Wurst, Waffen, Weihnachtsgeld – Wie sind die Deutschen?

Wir freuen uns über einen Gastbeitrag von Pelitan (kurdisch für Schmetterling). Pelitan kommt aus einem kurdischen Umfeld, was x Leben sehr beeinflusst, studiert und ist in antirassistischen Zusammenhängen politisch aktiv. Pelitan beschreibt in ihrem_seinen Text Erfahrungen als Nicht_Deutsche.

Im Waschsalon meines Wohnheimes fragte mich ein französischer Student, wie die Deutschen seien? Wie sie beschrieben werden könnten? Wie sie denn im Gegensatz zu den Französ*innen seien?

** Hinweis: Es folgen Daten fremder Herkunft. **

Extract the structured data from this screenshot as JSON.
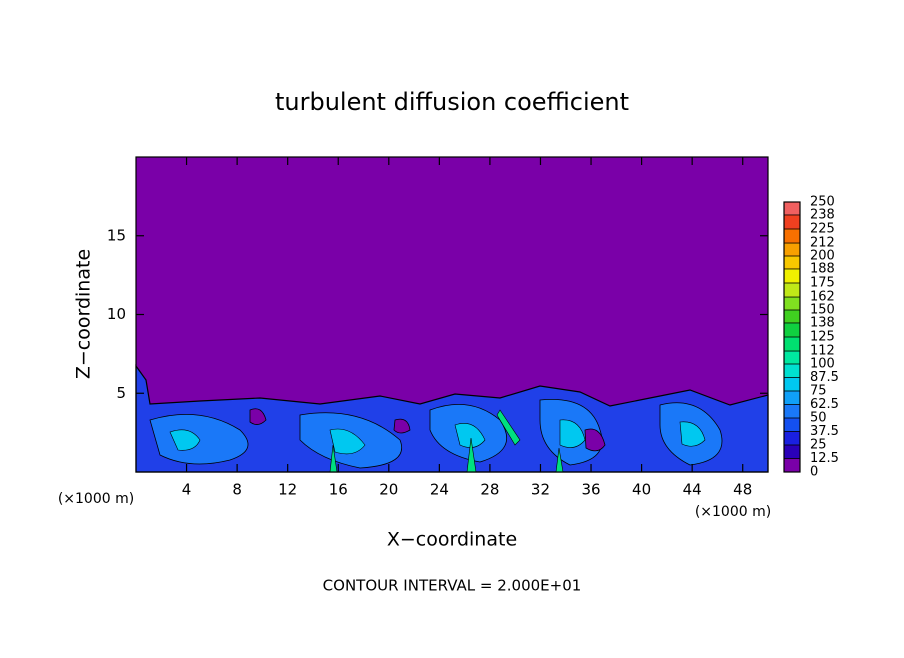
{
  "chart_data": {
    "type": "contour",
    "title": "turbulent diffusion coefficient",
    "x_label": "X−coordinate",
    "y_label": "Z−coordinate",
    "x_unit": "(×1000 m)",
    "annotation": "CONTOUR INTERVAL = 2.000E+01",
    "xlim": [
      0,
      50
    ],
    "xticks": [
      4,
      8,
      12,
      16,
      20,
      24,
      28,
      32,
      36,
      40,
      44,
      48
    ],
    "ylim": [
      0,
      20
    ],
    "yticks": [
      5,
      10,
      15
    ],
    "colorbar": {
      "lim": [
        0,
        250
      ],
      "ticks": [
        0,
        12.5,
        25,
        37.5,
        50,
        62.5,
        75,
        87.5,
        100,
        112,
        125,
        138,
        150,
        162,
        175,
        188,
        200,
        212,
        225,
        238,
        250
      ],
      "colors": [
        "#7a00a8",
        "#2a00b8",
        "#1a20e0",
        "#1450f0",
        "#1a78f8",
        "#10a0f8",
        "#00c8f0",
        "#00e0d0",
        "#00e8a0",
        "#00e070",
        "#10d040",
        "#40d020",
        "#80e020",
        "#c0e818",
        "#f0f000",
        "#f8c800",
        "#f8a000",
        "#f87000",
        "#f04020",
        "#f06060"
      ]
    }
  }
}
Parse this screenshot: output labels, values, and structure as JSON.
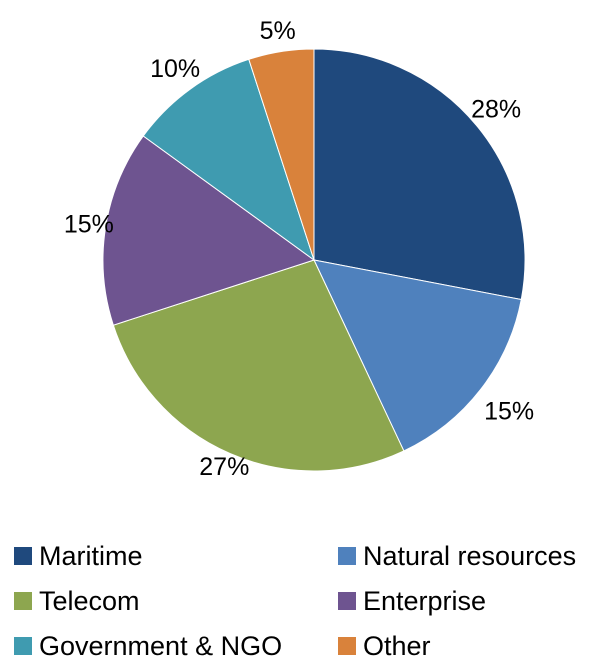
{
  "chart_data": {
    "type": "pie",
    "categories": [
      "Maritime",
      "Natural resources",
      "Telecom",
      "Enterprise",
      "Government & NGO",
      "Other"
    ],
    "values": [
      28,
      15,
      27,
      15,
      10,
      5
    ],
    "data_labels": [
      "28%",
      "15%",
      "27%",
      "15%",
      "10%",
      "5%"
    ],
    "colors": [
      "#1F497D",
      "#4F81BD",
      "#8DA64F",
      "#6E5490",
      "#3F9BB0",
      "#D9823B"
    ],
    "title": "",
    "start_angle": "12 o'clock",
    "direction": "clockwise",
    "legend": {
      "position": "bottom",
      "columns": 2,
      "items": [
        "Maritime",
        "Natural resources",
        "Telecom",
        "Enterprise",
        "Government & NGO",
        "Other"
      ]
    }
  }
}
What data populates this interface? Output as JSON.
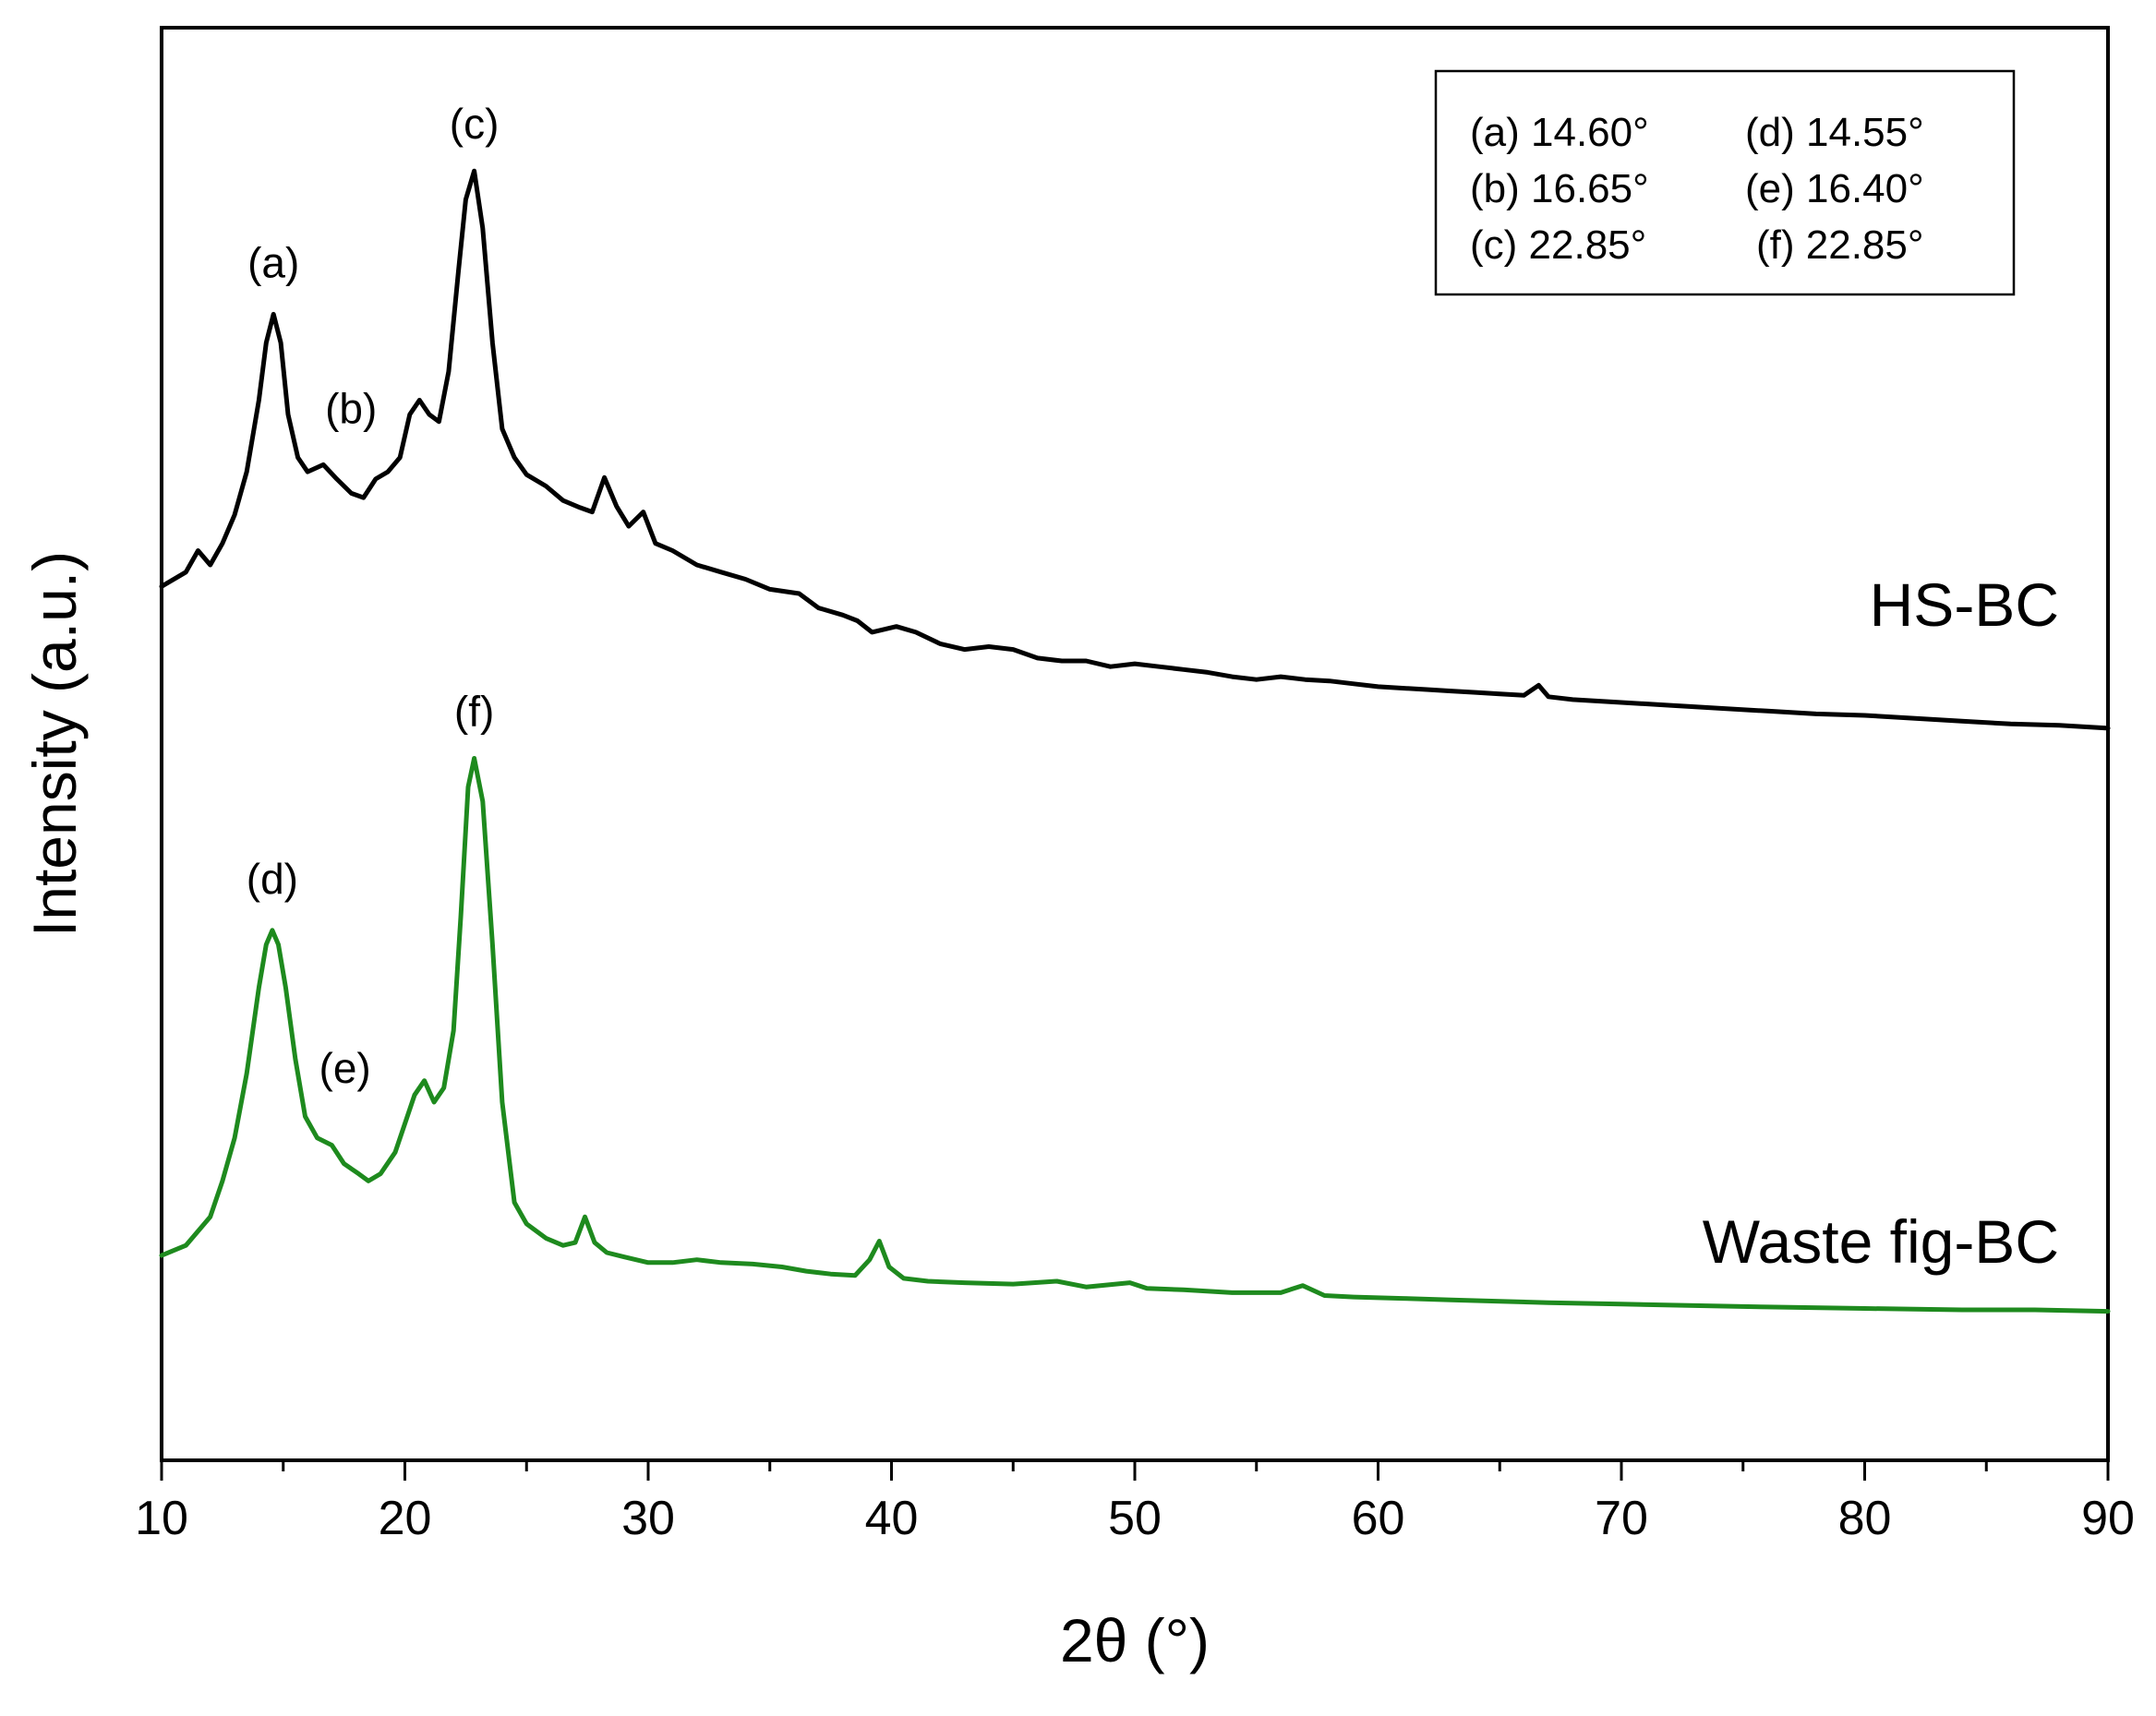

Ich war überfordert über diese typische Frage. Oft hatte ich sie schon gehört und doch weiß ich jedes Mal nicht, was ich antworten soll. Mal versuche ich zu erklären, dass ich keine „richtige“ Deutsche sei. Vielleicht komme ich damit leichter weg und sie bohren nicht weiter nach bzw. wir reden dann über das andere Ich von mir. Ich würde ja auch sonst was falsches vorspielen, wenn ich mich einfach als stinknormale Deutsche ausgebe, oder?…Dann versuche ich es mal mit der Vielfältigkeit der Deutschen, dass es halt freundliche gibt und welche, die eher verschlossen sind. Die älteren Deutschen sind nicht wie die jungen. Und so weiter… Ich drücke mich um die Antwort herum, aber was soll die Frage eigentlich überhaupt?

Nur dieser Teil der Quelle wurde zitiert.